- Born: January 24, 1936 (age 90) Knoxville
- Education: University of Tennessee B.A. magna cum laude, in English and French, 1958
- Occupations: Poet, author
- Children: Three children

= Marilou Awiakta =

American poet

Marilou Awiakta (born January 24, 1936, in Knoxville, Tennessee) is an American writer known for her poetry and essays about her experiences growing up in Oak Ridge, Tennessee.

== Biography and career ==
Marilou Awiakta is the seventh generation of her family to grow up in Appalachia, mostly in East Tennessee. Since 1730, her family has lived in the mountainous area of the state.

Awiakta graduated from the University of Tennessee in 1958 receiving a B.A. magna cum laude, in both English and French.

==Awards==
- Distinguished Tennessee Writer Award, 1989
- Appalachian Heritage Writer's Award, Shepherd College, 2000

==Books==
- Abiding Appalachia: Where Mountain and Atom Meet.

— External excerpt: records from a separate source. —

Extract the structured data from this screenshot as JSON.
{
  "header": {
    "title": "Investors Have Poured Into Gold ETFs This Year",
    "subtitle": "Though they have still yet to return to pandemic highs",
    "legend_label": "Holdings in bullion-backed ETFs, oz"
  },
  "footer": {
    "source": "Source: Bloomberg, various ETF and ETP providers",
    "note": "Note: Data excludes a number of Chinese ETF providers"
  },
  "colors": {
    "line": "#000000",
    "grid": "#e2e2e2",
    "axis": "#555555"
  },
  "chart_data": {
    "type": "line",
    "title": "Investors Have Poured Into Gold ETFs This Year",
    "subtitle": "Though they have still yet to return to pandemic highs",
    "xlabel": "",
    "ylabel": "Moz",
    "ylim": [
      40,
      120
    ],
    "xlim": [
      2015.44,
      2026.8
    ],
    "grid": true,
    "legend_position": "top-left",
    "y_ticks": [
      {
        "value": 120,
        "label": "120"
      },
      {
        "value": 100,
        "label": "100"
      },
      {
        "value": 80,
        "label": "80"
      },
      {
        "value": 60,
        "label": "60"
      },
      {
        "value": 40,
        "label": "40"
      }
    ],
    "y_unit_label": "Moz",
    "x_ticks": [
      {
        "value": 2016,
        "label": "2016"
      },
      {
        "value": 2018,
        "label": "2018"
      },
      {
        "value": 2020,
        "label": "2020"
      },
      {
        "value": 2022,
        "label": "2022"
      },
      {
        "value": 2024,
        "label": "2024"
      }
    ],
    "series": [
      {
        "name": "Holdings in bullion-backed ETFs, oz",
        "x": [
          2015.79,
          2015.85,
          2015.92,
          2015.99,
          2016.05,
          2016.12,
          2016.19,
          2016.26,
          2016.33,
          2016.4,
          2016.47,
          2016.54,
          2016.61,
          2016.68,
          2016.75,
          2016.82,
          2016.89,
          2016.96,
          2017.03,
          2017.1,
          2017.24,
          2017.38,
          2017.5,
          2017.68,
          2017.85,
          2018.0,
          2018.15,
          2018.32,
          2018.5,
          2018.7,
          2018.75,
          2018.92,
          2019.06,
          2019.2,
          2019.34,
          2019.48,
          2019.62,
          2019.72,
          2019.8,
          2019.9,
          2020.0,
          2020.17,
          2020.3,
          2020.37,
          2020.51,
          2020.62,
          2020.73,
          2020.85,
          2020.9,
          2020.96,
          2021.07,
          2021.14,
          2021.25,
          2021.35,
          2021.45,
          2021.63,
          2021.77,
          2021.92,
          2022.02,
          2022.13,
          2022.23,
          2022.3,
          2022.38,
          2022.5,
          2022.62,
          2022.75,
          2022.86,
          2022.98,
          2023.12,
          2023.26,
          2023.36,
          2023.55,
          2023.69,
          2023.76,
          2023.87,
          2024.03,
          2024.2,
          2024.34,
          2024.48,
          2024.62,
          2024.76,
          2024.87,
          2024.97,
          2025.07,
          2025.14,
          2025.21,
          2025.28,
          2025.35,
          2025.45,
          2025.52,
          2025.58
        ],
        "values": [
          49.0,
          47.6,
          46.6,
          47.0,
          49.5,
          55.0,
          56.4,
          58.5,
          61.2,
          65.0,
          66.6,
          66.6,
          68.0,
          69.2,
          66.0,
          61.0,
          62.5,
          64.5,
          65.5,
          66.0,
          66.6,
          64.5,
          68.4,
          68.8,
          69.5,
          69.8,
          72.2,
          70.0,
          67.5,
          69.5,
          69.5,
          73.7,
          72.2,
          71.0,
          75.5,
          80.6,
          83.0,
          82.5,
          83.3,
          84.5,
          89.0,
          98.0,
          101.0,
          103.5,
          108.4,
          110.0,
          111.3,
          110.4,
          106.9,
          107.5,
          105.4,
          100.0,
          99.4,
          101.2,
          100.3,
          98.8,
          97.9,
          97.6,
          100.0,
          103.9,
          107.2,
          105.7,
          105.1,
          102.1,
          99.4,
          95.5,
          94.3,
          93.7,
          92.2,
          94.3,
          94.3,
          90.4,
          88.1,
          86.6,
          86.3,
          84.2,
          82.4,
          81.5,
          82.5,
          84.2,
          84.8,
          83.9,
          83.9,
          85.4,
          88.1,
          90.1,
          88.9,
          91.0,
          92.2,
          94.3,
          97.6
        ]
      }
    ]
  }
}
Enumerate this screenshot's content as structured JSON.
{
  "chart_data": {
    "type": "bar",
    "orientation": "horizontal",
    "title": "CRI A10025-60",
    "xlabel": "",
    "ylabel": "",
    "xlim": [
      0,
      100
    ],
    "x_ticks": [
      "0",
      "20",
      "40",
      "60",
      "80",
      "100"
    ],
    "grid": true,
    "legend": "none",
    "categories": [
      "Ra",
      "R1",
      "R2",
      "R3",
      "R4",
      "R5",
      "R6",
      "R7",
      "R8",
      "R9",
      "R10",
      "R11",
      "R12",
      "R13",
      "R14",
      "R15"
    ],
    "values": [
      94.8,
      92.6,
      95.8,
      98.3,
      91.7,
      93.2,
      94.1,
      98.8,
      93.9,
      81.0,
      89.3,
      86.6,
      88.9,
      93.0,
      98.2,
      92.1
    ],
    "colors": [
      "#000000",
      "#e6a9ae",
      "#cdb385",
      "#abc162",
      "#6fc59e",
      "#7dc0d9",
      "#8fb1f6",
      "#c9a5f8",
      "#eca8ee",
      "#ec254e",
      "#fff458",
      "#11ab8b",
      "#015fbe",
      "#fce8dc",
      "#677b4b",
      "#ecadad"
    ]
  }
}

Memphis: Saint Luke's Press, 1978. Rpt. Bell Buckle, TN: Iris Press, 1995. 71 pp. Rp. 2006 Pocahontas Press, 65 pp.
- Rising Fawn and the Fire Mystery: A Child's Christmas in Memphis, 1833. Memphis: Saint Luke's Press, 1983.
- Selu: Seeking the Corn-Mother's Wisdom. Golden, CO: Fulcrum, 1993. A blend of story, essay, and poetry.

==Analysis==
Awiakta's poetry is analysed at length in Our Fire Survives the Storm by Daniel Heath Justice (Cherokee Nation).